The Bedouin have nicknamed me Fabiana! I am thrilled to bits with my newly acquired desert name, which in my vainest moments I have worked out is the abbreviated version of Fabulous Diana. With my 70th birthday fast approaching, a morale booster for sure …….
Having survived seven early days of summer in the scorching Sahara, where the daily temperature ranged from 38 – 40 degrees Celsius, I now have the pleasure of reflecting upon my latest desert voyage in the cool comfort of rainy London. It was without doubt the most demanding trip to date. The water we took with us on our saddles became so hot that we could have poached eggs in it, or at least brewed a cup of tea. To prevent ourselves from boiling over, we soaked our scarves in the cooler water from the blue jerry cans that the camels carried, winding the blissfully damp cotton material around our heads, necks and shoulders.
My uncomplaining travelling companion Abdul Thompson was tailor-made for such conditions, as he had travelled with Adel twice before, knew what to expect, and revels in the desert heat. From 12 noon until late afternoon we made ourselves as comfortable as possible under a makeshift shelter of blanket strewn branches; here we enjoyed our lunch, and when not fending off relentless battalions of flies, rested as much as possible until it was cool enough to reluctantly pull on our boots before getting onto our camels for the evening ride.

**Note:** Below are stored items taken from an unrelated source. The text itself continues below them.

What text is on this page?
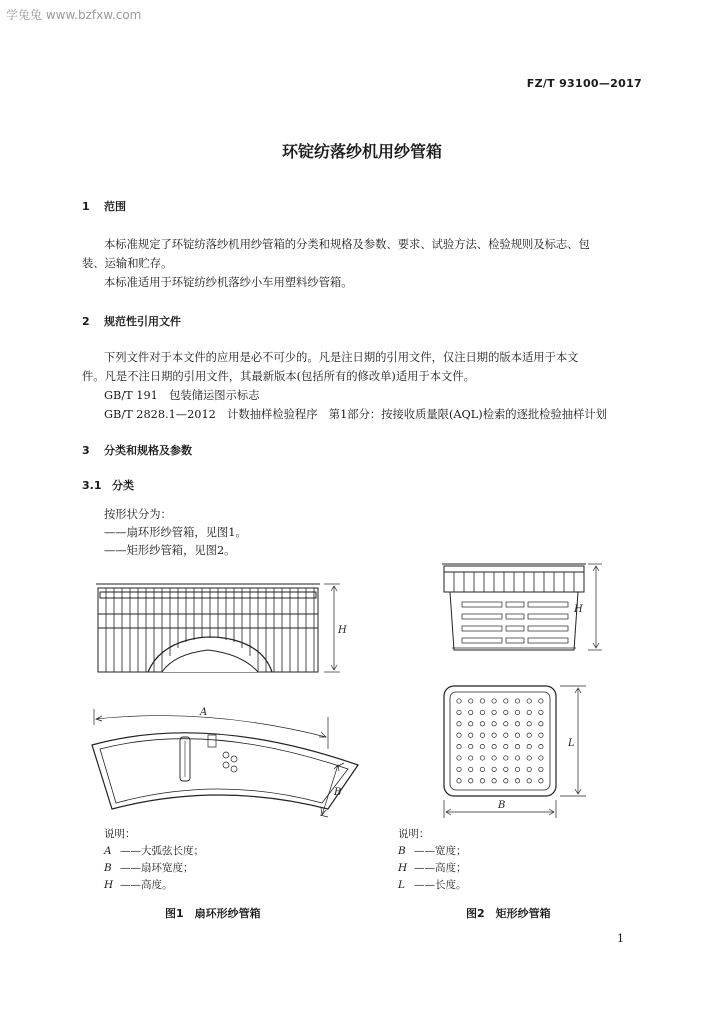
学兔兔 www.bzfxw.com
FZ/T 93100—2017
环锭纺落纱机用纱管箱
1 范围
本标准规定了环锭纺落纱机用纱管箱的分类和规格及参数、要求、试验方法、检验规则及标志、包
装、运输和贮存。
本标准适用于环锭纺纱机落纱小车用塑料纱管箱。
2 规范性引用文件
下列文件对于本文件的应用是必不可少的。凡是注日期的引用文件，仅注日期的版本适用于本文
件。凡是不注日期的引用文件，其最新版本(包括所有的修改单)适用于本文件。
GB/T 191　包装储运图示标志
GB/T 2828.1—2012　计数抽样检验程序　第1部分：按接收质量限(AQL)检索的逐批检验抽样计划
3 分类和规格及参数
3.1 分类
按形状分为：
——扇环形纱管箱，见图1。
——矩形纱管箱，见图2。
H
A
B
H
L
B
说明：
A ——大弧弦长度；
B ——扇环宽度；
H ——高度。
说明：
B ——宽度；
H ——高度；
L ——长度。
图1　扇环形纱管箱	图2　矩形纱管箱
1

The morning ride always began at 8.30 am, but even then the sun was gathering momentum. Coca cola was our elevenses fix, and a refreshingly fizzy treat with our dinner. A constant supply of bottled mineral water sustained us day and night. Abdul, a former work colleague of mine, and a very dear friend, is an IT genius, but his instructions on how to get a signal on my Nokia phone were like something out of a Harry Potter book: ‘Walk to the top of the highest dune, take four steps to the left followed by one step to the right, and you will succeed’. Incredibly, this unlikely strategy worked, every time!
Our guides, Adel and Ali worked tirelessly, planning each day’s journey to include a stop at a well every other day. The camels, Zeydoun, Lahajah and Labiar, were not the only ones to appreciate the icy water – guides and riders alike drenched themselves in it, shrieking with delight. The only moment of angst we had during our adventure was when my camel Zeydoun had the misfortune to stride into a patch of quicksand. He suddenly went down, sinking up to his belly in the English equivalent of a moorland bog. I leapt off, terrified that he might have broken a leg, but all was well, and with gentle words of encouragement from the concerned Bedouin, he heaved himself up and out of this treacherous ground.
Happily for the Tunisian tourist industry, we encountered two groups on camel trains, and a “fly past” of at least sixteen quad bikes. For me, the trusty dromedaire will for ever remain my means of transport, but I was prepared to relax this rule during the first week of my holiday, to accommodate the well-known author Geoffrey Wansell, a man of strict routine, who is happiest traversing the network of London pavements, and, rather than travelling from oasis to oasis, saunters from one London Club to another, getting side tracked into his favourite restaurants along the way.
In spite of this, he was determined to venture further afield in order to meet the lovely friends I have made in Tunisia, but emphatically drew the line at actually getting his leg over a camel. And so it was that Adel took him for a drive in his 4×4, roaring up and down the dunes not too far from the oasis village of Sabria. And of course, I was able to introduce Geoffrey to my beloved Zeydoun.
Geoffrey was gently eased in to his final desert destination, staying at three good hotels en route: The ultra-efficient Hotel Africa in Tunis, the wonderfully eccentric Hotel Dar Faiza in Djerba with its chic restaurant, Le Fort, and the picturesque Hotel Touareg situated in the desert oasis town of Douz. He was warmly welcomed everywhere he went, immediately tuning in to the characters he encountered.
I must not forget to mention our excellent lunch stop in Matmata at the Hotel Marhala, which is halfway between Djerba and Douz. Our English speaking driver, Belgacem, was able to give Geoffrey lots of reassurance, as well as local information such as the rains in March had been good, which meant the vegetation in the desert was flourishing as a result – the best ever news for the Bedouin and their livestock.
I am already making plans for my return in October, perhaps via Eurostar from St Pancras to Marseilles, enjoying a few nights there before flying to Djerba, my spring board Mediterranean island for the mainland Sahara desert. Happy thoughts!